Pain assessment in the dog: the Glasgow Pain Scale
Pain is an unpleasant personal emotional experience. It has 3 dimensions : Sensory – discriminative (location, intensity, quality, duration); Motivational – affective (describes the unpleasantness – how the pain makes us feel)...
Pain is an unpleasant personal emotional experience. It has 3 dimensions 1:
- Sensory – discriminative (location, intensity, quality, duration).
- Motivational – affective (describes the unpleasantness – how the pain makes us feel).
- Cognitive – evaluative (influence of cognitive activities on the pain experience).
The conscious perception of pain is the final product of a complex neurologic information-processing system, resulting from the interplay of facilitatory and inhibitory pathways throughout the peripheral and central nervous systems. Adaptive “physiological” pain (e.g., stubbing a toe) serves the vital purpose of rapidly altering behavior in order to avoid damage or minimize further damage, but maladaptive “clinical” pain represents malfunction of neurologic transmission and serves no physiological purpose. Poorly controlled acute pain leads to discomfort and suffering, as well as other unwanted consequences that can delay or impair recovery. Uncontrolled post-operative pain can lead to delayed healing, increased morbidity and the risk of developing chronic persistent pain which is very difficult to treat, so “prevention is better than cure”. Effective pain management must include properly conducted pain assessment carried out routinely and regularly throughout the post-operative period, as well as before and after analgesic administration to assess its effect.
The short form of the Glasgow Composite Measure Pain Scale (CMPS-SF) was designed as a practical decision-making tool for dogs in acute pain, and can be applied quickly and reliably in a clinical setting. There are 30 descriptor options within 6 behavioral categories, including mobility. Within each category, the descriptors are ranked numerically according to their associated pain severity; the person carrying out the assessment chooses the descriptor which best fits the dog’s behavior/condition. It is important to carry out the assessment procedure as detailed overleaf.

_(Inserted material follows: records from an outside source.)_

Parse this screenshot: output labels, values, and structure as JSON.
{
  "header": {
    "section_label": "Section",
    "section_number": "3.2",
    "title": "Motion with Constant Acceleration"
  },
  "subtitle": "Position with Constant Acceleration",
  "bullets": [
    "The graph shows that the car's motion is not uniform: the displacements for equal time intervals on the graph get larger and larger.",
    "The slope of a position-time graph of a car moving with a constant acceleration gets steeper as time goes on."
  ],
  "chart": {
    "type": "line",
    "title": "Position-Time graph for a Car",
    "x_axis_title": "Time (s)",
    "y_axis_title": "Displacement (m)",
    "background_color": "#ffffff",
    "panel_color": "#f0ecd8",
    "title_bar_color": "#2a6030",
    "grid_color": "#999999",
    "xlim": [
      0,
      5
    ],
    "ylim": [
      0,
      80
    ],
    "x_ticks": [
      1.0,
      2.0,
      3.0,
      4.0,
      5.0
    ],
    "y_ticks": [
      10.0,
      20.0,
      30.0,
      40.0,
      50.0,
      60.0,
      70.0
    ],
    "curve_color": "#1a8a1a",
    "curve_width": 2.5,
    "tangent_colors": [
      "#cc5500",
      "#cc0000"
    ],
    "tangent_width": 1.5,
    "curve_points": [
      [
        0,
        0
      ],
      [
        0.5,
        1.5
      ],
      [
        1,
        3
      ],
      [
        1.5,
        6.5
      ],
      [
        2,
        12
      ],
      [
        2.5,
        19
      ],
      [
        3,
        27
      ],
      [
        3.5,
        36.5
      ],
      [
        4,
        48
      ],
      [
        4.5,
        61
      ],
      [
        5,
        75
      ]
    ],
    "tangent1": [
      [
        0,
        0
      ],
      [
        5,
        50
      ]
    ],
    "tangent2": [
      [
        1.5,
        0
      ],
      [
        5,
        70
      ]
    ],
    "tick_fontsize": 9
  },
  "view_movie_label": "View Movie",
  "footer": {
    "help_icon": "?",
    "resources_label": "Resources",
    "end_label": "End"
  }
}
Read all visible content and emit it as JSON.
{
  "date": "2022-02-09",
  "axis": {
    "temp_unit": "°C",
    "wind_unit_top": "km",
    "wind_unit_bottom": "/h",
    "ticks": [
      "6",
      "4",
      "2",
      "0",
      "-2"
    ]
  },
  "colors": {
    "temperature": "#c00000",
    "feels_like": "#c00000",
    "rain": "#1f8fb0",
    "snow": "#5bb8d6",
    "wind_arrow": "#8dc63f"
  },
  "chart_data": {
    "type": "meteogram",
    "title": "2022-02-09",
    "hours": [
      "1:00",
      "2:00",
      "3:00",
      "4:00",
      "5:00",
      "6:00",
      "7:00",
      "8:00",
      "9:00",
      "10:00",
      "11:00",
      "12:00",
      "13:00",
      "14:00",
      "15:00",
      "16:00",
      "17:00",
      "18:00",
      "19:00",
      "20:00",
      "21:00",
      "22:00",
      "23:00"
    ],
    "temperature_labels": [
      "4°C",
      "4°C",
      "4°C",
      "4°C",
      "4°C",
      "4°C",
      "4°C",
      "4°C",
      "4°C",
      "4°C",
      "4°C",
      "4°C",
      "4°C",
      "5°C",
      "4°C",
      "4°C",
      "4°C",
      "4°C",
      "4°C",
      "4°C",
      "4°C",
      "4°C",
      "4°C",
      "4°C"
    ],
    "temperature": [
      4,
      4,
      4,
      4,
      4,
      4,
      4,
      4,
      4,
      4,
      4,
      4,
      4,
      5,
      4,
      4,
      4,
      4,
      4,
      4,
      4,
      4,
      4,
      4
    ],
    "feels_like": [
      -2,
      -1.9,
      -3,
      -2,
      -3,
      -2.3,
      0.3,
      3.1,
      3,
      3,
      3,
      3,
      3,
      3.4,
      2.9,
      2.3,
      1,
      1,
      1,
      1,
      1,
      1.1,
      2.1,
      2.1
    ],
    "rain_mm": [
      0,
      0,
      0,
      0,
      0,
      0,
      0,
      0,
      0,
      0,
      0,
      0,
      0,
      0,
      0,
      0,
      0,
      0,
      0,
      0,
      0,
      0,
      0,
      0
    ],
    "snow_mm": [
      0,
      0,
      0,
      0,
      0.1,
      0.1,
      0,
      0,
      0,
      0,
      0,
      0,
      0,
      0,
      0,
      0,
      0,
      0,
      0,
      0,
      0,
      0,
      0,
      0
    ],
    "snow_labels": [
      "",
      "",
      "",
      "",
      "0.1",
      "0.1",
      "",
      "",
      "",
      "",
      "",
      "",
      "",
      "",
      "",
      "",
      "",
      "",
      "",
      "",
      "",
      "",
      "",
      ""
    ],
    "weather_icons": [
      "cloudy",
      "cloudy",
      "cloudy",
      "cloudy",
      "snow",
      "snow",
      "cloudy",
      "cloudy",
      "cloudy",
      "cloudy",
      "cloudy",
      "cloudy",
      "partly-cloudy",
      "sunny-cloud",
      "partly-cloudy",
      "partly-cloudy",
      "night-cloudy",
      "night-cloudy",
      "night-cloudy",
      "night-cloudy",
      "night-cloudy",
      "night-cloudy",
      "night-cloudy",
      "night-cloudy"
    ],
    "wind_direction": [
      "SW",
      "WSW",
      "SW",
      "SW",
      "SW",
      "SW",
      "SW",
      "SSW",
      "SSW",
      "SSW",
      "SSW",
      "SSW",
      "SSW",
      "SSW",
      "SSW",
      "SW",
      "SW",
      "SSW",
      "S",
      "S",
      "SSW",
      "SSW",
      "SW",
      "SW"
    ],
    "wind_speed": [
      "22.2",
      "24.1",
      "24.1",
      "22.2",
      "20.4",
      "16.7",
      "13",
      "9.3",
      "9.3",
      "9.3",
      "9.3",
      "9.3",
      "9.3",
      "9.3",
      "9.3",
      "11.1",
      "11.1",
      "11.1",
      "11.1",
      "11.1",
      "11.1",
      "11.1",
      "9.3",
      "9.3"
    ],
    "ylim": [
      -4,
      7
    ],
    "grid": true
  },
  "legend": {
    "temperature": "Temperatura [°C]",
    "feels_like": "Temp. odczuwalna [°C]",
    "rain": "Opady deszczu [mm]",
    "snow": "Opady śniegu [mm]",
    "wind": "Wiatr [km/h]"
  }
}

The pain score is the sum of the rank scores, with a maximum score of 24 (20 if mobility is impossible to assess). The total score is a useful indicator of analgesic requirement; the recommended analgesic intervention level is 6/24 (or 5/20). Note that the scale should be used only once dogs are fully conscious and ambulatory without assistance (except where mobility is contraindicated), so typically wait 2 hours after endotracheal extubation before assessment, but each case should be treated according to its individual circumstances. Because the protocol involves palpation around the surgical wound and a mobility assessment (unless contraindicated) it is recommended that scoring is not carried out more frequently than hourly in the early post-operative period to avoid unnecessary stress to the animal and to limit the deleterious effect frequent disturbance might have on subsequent measurements.
- Evaluate the dog once it has recovered sufficiently from anesthesia (as scores can be affected by the hangover effect of sedative and anesthetic drugs).
- If pain scores are greater than 5/20 or 6/24, consider giving analgesia.
- Allow the analgesic to take effect and reassess after an hour; if the score has decreased to below the intervention level, reassess in 2 hours. If not consider additional analgesia.
- Thereafter assess every 3-4 hours or earlier as appropriate (depending on the severity of the surgical procedure and the class/route of administration/expected duration of analgesic administered) and after each analgesic administration.
- The scale is intended to be an adjunct to clinical judgment, and no animal should be denied analgesia on the basis of the scores alone.
- Melzack R, Casey KL. Sensory, motivational and central control determinants of chronic pain: A new conceptual model. In: Kenshalo, DL (ed). The Skin Senses. Springfield, Illinois. Thomas;1968;423-443.